Q: If you were a young person with 100,000 RMB to start a business today, what would you do? A: I would start by making videos on a video platform and become a KOL (Key Opinion Leader).

Twenty years ago was very different from now. After the dot-com bubble burst around the turn of the millennium, the frenzy subsided. Cisco’s stock only returned to its early 2000s highs after two decades. But beneath the surface of that bubble, many of today’s internet giants were just beginning to take shape. Between 1995 and 2005, Amazon, Google, Alibaba, Tencent, and Baidu were founded one after another.

That moment in history is quite like the present. OpenAI lit the first spark for large language models (LLMs), and in just three years, the technology has grown at an exponential rate.

It naturally raises questions: Are LLMs just a flash in the pan? Can they truly solve real problems?

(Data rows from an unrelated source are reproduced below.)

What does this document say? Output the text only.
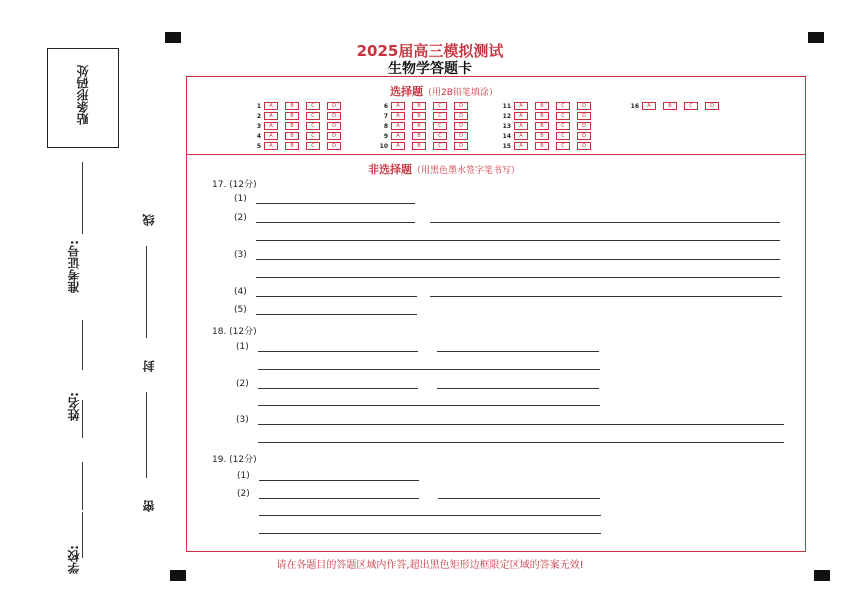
贴条形码处
准考证号:
姓名:
学校:
线
封
密
2025届高三模拟测试
生物学答题卡
选择题（用2B铅笔填涂）
1	A	B	C	D
2	A	B	C	D
3	A	B	C	D
4	A	B	C	D
5	A	B	C	D
6	A	B	C	D
7	A	B	C	D
8	A	B	C	D
9	A	B	C	D
10	A	B	C	D
11	A	B	C	D
12	A	B	C	D
13	A	B	C	D
14	A	B	C	D
15	A	B	C	D
16	A	B	C	D
非选择题（用黑色墨水签字笔书写）
17. (12分)
(1)
(2)
(3)
(4)
(5)
18. (12分)
(1)
(2)
(3)
19. (12分)
(1)
(2)
请在各题目的答题区域内作答,超出黑色矩形边框限定区域的答案无效!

To the first question, the answer is both yes and no. Before solving real-world problems, LLMs are merely cool and impressive technologies. If they can’t provide actual productivity or virtual value, the tide of LLM hype will eventually recede.

As for the second question — yes, LLMs have the potential to solve real problems. For example, programmer salaries are a major cost for big tech companies. If LLMs can reach the level of human programmers, an AI that never complains and works tirelessly could replace dozens, if not hundreds, of developers. Although there’s still a gap, it’s closing rapidly.

And that’s just coding. AI has already replaced most of the writing, consulting, and web development tasks on platforms like Fiverr. A single prompt can now generate and deploy a full website to a server for anyone to access. The number of websites is bound to grow exponentially.

Technological evolution doesn’t go from caterpillar to butterfly overnight. It evolves step by step — from pagers to feature phones to smartphones to foldables. You can always trace the past in each iteration.

Just like how TRPO and PG evolved into PPO, and now we have GRPO, DAPO, GSPO…

Get on the train early.

Preparing for Fall Job Hunting and Internships

Each generation faces its own choices, challenges, and anxieties — but we keep exploring, learning, and improving.